Suppliers direct? – I remember in the past a well known a comment about a major management consultancy training it’s newly employed graduates the night before they trained the local IT implementation crew. Now how to use a implementation tool and the effect of decisions based on those configuration changes are two worlds apart and that is what you pay for – experienced analysts who can advise on impact of decision making at the build level and not just how to collect data for configuration. How could we expect a bunch of LSPs some who had little track record in IT delivery at the coalface to build 21st Century NHS IT systems if they did not have the staff with that experience? What is required is the application vendors to prime the contracts and leave the LSPs to do what they do best, run data centres.

Due diligence, Wirral procured Cerner 3 times in effect and started out on this journey just after the millennium. I would argue that clinicians are the staff who needs to go on visits, along with people who can look under the bonnet and ask the awkward questions. Also the visits need to include real world clinical sites along with the “visionary” demonstrations from the suppliers direct. Implementation is very hard and buy in from the clinicians amongst others is key.

Central procurement, well it was not what Frank Burns wanted more what he discovered in his journey of 18 months writing the strategy, no doubt he will correct me next week down the pub if I read his thinking wrongly.

Feeding the DoH monster, I recognise this and we have had plaudits centrally for our work on 18 weeks on a 30 year old locally built PAS. The reality was, yes we changed the PAS front end a little, but the back end data warehouse is really the tool to feed information monsters.
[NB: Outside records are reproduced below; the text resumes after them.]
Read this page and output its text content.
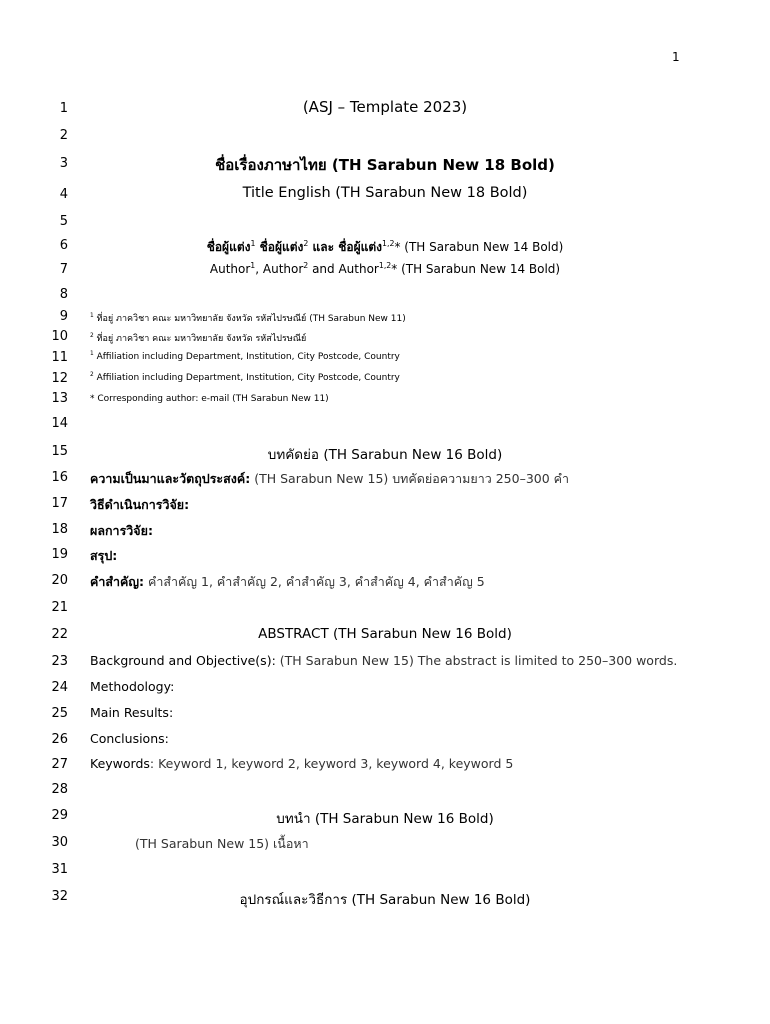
1
1
2
3
4
5
6
7
8
9
10
11
12
13
14
15
16
17
18
19
20
21
22
23
24
25
26
27
28
29
30
31
32
(ASJ – Template 2023)
ชื่อเรื่องภาษาไทย (TH Sarabun New 18 Bold)
Title English (TH Sarabun New 18 Bold)
ชื่อผู้แต่ง$^1$ ชื่อผู้แต่ง$^2$ และ ชื่อผู้แต่ง$^{1,2}$* (TH Sarabun New 14 Bold)
Author$^1$, Author$^2$ and Author$^{1,2}$* (TH Sarabun New 14 Bold)
$^1$ ที่อยู่ ภาควิชา คณะ มหาวิทยาลัย จังหวัด รหัสไปรษณีย์ (TH Sarabun New 11)
$^2$ ที่อยู่ ภาควิชา คณะ มหาวิทยาลัย จังหวัด รหัสไปรษณีย์
$^1$ Affiliation including Department, Institution, City Postcode, Country
$^2$ Affiliation including Department, Institution, City Postcode, Country
* Corresponding author: e-mail (TH Sarabun New 11)
บทคัดย่อ (TH Sarabun New 16 Bold)
ความเป็นมาและวัตถุประสงค์: (TH Sarabun New 15) บทคัดย่อความยาว 250–300 คำ
วิธีดำเนินการวิจัย:
ผลการวิจัย:
สรุป:
คำสำคัญ: คำสำคัญ 1, คำสำคัญ 2, คำสำคัญ 3, คำสำคัญ 4, คำสำคัญ 5
ABSTRACT (TH Sarabun New 16 Bold)
Background and Objective(s): (TH Sarabun New 15) The abstract is limited to 250–300 words.
Methodology:
Main Results:
Conclusions:
Keywords: Keyword 1, keyword 2, keyword 3, keyword 4, keyword 5
บทนำ (TH Sarabun New 16 Bold)
(TH Sarabun New 15) เนื้อหา
อุปกรณ์และวิธีการ (TH Sarabun New 16 Bold)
We identified this “apparent” weakness in Cerner, which is always being addressed and hopefully the upgrades going in will alleviate some of the past issues. The belief in Wirral is to integrate Cerner into the Wirral data warehouse and feed the DoH monster as is currently.
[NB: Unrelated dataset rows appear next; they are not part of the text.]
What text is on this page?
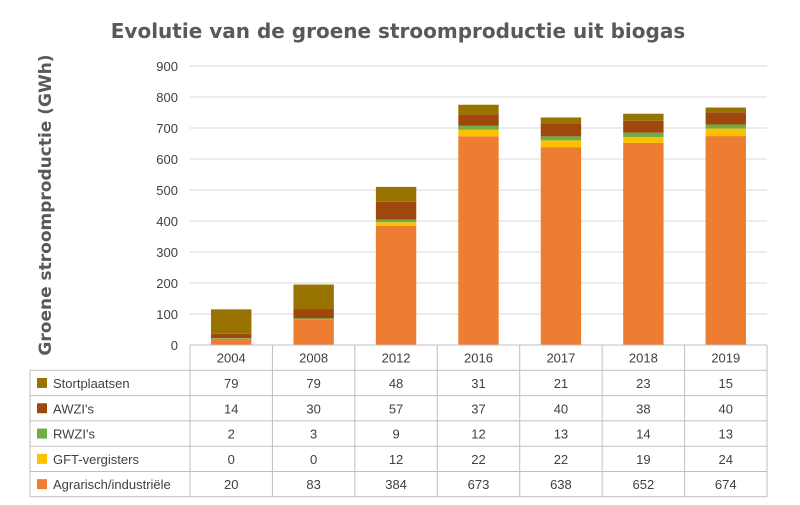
Evolutie van de groene stroomproductie uit biogas
Groene stroomproductie (GWh)	0
100
200
300
400
500
600
700
800
900
2004	2008	2012	2016	2017	2018	2019
Stortplaatsen	79	79	48	31	21	23	15
AWZI's	14	30	57	37	40	38	40
RWZI's	2	3	9	12	13	14	13
GFT-vergisters	0	0	12	22	22	19	24
Agrarisch/industriële	20	83	384	673	638	652	674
The future vision I see(desire) is one, devoid of PAS, but contains enterprise booking/resource systems, enterprise MPI, enterprise care pathways and order communications with a shared MAR (medication record), all these across (locally based clinical networks) and sitting across new/legacy organisational applications feeding a local clinical data repository, the responsibility and scale for which is at that PCT level (500,00 population/£500m revenue?) . With this in place Darzi is a walk in the park.

Again there are personal observations and do not reflect those of my employers.

Pete Marsh


13

Where does the Local Health Community fit in?

09 Mar 09 09:30

The brave and understandable decision of Pete Marsh's Trust to go it alone with Cerner does beg the question of whether this is fully supported by the LHC and whether the local PCT plans to deploy Lorenzo have been affected by this development?
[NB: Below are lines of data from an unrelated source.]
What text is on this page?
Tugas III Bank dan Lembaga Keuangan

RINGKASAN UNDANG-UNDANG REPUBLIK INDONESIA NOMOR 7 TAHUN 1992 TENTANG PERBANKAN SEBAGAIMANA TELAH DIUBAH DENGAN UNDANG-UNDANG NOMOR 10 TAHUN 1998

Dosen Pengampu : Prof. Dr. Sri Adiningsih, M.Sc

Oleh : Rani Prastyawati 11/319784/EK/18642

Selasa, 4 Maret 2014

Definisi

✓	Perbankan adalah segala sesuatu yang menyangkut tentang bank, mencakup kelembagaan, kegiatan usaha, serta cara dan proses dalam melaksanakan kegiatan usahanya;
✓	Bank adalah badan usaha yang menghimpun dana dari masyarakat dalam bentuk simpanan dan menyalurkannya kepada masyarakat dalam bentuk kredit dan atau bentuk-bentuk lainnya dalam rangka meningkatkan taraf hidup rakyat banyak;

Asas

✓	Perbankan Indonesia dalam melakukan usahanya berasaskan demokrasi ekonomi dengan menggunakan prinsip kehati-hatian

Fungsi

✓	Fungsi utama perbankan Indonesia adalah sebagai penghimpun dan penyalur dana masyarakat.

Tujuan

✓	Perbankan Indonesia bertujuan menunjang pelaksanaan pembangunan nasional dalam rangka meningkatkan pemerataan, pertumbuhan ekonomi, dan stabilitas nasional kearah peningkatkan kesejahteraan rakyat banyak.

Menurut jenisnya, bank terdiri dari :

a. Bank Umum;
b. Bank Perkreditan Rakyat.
There seems to be a trend developing in the NW with an increasing number of PCTs going with Lorenzo and the Acute Trusts following their own paths as directed by business drivers such as 18 week RTT compliance with which the LSPs struggle to keep pace.

Another example of DH directives being at odds with NPfIT functionality timelines.


14

local plan

petemarsh@mechealthit.co.uk

12 Mar 09 21:13

The local LHC are very supportive and have been for last 6 years. Wirral acute was given the green light from SHA/CfH after extensive work on gap analysis from what was current on offer and the existing system(s). Wirral already has a shared MPI, Order comms across primary and secondary care, a shared electronic record and a shared EPR - electronic data repository. They already tick the Darzi five, the plan is to slot in Cerner into the middle of that and not upset what is in place. This has been with full approval at all levels. The proposal to link GP data into the Cerner record merely parallels what happens now in the legacy systems, but without the overhead of logging into two systems. The future of non acute is probably speculative given recent announcements, I suspect staying within a standards based solution that can integrate will keep us afloat.